LEGAZPI CITY — The Department of Health (DOH) said on Monday that COVID-19 referral facilities in Bicol still have sufficient number of beds to accommodate people who are sick with the viral disease.
Edwin Aldrin Lumbo, DOH Bicol Development Management Officer III of the Health Facility Development Unit, in an interview Monday said the bed capacity in Bicol’s three major government hospitals is still adequate to provide the health care needs of COVID-19 patients, having only 32 percent utilization rate or 330 beds occupancy from the 1,030 beds allocated for them.
Lumbo said 25 of 45 beds of the overall capacity for the intensive care units (ICU) are still available, 70 percent of the 420 isolation beds are available and only 25 percent of the 240 ward beds were utilized.

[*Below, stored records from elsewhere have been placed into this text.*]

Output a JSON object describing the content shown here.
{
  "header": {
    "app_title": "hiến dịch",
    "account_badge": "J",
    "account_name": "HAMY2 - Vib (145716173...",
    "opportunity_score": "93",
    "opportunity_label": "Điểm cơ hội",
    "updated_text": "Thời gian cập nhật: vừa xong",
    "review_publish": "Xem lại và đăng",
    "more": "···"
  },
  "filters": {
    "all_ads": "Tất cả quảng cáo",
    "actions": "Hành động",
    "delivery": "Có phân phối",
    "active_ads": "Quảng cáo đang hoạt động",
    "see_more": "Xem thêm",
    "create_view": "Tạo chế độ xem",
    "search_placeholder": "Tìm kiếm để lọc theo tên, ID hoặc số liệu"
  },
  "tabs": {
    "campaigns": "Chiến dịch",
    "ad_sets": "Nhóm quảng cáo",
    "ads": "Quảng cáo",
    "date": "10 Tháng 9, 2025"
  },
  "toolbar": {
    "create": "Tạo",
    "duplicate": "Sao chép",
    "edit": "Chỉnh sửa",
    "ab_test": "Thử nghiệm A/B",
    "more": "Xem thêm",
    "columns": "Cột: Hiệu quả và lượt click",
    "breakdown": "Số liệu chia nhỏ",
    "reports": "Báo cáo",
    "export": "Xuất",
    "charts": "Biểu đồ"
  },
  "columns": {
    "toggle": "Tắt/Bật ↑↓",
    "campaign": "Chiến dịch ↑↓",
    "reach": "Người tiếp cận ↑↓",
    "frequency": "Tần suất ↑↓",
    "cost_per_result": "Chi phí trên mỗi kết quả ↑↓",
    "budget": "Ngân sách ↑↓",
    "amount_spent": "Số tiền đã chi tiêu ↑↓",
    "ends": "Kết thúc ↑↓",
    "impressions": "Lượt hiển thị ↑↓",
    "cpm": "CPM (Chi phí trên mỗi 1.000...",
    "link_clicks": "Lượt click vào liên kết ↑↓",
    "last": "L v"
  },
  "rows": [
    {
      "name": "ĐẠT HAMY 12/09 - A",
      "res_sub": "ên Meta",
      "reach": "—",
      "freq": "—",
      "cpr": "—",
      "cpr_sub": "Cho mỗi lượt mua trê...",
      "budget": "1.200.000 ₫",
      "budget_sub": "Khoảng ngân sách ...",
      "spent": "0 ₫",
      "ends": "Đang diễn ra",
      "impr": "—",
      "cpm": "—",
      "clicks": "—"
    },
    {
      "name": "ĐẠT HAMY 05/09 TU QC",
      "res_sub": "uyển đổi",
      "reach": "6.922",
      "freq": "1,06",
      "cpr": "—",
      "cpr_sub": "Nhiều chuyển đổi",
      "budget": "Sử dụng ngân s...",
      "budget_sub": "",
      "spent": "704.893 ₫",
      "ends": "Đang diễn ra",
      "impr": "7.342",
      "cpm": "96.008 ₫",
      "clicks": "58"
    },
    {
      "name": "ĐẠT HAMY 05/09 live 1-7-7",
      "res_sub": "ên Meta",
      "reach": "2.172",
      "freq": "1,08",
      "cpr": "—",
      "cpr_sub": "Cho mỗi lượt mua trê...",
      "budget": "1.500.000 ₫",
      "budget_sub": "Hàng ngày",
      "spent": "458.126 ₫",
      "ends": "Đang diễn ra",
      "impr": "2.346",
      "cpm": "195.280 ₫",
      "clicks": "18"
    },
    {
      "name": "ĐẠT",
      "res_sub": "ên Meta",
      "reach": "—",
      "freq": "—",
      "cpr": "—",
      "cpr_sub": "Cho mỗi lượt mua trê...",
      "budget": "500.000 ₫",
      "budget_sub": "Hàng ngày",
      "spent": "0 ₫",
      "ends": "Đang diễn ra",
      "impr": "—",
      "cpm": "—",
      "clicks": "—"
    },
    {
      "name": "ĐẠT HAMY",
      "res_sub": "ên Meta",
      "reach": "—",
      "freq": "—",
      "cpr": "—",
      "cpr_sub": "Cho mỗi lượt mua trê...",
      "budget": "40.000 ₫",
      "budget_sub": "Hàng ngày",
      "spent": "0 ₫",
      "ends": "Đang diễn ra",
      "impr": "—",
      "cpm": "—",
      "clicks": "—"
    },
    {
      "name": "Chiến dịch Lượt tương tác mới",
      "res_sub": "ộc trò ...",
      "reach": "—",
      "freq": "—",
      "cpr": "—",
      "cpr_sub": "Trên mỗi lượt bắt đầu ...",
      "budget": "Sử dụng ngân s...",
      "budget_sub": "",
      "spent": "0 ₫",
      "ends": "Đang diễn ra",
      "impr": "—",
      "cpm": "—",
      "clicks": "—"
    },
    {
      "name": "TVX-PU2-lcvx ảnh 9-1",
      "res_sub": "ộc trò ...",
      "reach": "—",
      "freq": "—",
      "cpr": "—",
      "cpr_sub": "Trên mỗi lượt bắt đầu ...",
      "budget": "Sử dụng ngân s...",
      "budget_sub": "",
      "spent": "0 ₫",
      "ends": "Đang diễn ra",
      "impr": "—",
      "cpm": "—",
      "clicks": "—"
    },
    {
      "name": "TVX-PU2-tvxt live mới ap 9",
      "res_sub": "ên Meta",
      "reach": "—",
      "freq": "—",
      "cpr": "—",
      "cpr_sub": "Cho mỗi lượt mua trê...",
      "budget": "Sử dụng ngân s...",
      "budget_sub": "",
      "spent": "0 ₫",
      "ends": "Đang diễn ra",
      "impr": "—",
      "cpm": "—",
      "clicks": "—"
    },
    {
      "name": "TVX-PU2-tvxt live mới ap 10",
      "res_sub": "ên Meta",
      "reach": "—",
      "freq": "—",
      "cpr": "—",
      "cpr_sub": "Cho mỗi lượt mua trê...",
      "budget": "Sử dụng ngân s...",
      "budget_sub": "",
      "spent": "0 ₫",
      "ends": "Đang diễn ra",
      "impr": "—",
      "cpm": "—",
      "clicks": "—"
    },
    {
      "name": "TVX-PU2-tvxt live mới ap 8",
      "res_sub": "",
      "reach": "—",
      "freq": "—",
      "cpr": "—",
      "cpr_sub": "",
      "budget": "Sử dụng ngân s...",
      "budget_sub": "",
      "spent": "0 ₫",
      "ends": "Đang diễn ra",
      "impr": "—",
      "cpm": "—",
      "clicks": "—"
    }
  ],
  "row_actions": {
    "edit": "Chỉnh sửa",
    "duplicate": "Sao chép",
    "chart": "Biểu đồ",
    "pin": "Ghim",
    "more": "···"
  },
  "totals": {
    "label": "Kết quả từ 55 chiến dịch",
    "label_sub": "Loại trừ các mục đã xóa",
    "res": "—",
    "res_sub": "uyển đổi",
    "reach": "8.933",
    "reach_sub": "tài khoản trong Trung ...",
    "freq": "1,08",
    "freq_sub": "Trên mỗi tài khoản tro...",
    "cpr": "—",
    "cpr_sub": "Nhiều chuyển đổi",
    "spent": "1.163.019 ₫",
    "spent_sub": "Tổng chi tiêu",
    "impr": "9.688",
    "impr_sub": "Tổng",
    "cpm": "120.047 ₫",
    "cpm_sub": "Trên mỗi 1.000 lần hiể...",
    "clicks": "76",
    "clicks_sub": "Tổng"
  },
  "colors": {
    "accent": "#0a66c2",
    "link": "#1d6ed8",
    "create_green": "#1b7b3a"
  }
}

For the mechanical ventilators, only 37 percent of the 36 ventilators are in use, he said.
As of Aug. 8, DOH data said Bicol has recorded 21,958 COVID-19 cases since last year, of which 18,133 have recovered and 838 died. Bicol still has 2,987 active cases.
Risk status
Lumbo said bed capacity utilization are categorized into moderate risk status (60-69 percent utilization rate), high risk (70 – 84 percent rate), and critical status (85 percent and above).
Naga City’s Bicol Medical Center, with 450-bed capacity in its ICU, is running out of beds and on high risk status but Isolation and COVID-19 ward bed are still available. Sixty percent of its mechanical ventilators are being used.
The Bicol Sanitarium Hospital in Cabusao town in Camarines Sur province has both of its only two ICU beds occupied while 10 of 62 beds in the isolation and ward are used. Seventy-five percent of their mechanical ventilators are being used.
The Bicol Regional Training and Teaching Hospital in Legazpi City has only 26 percent or 25 beds of its 96 assigned COVID-19 beds occupied.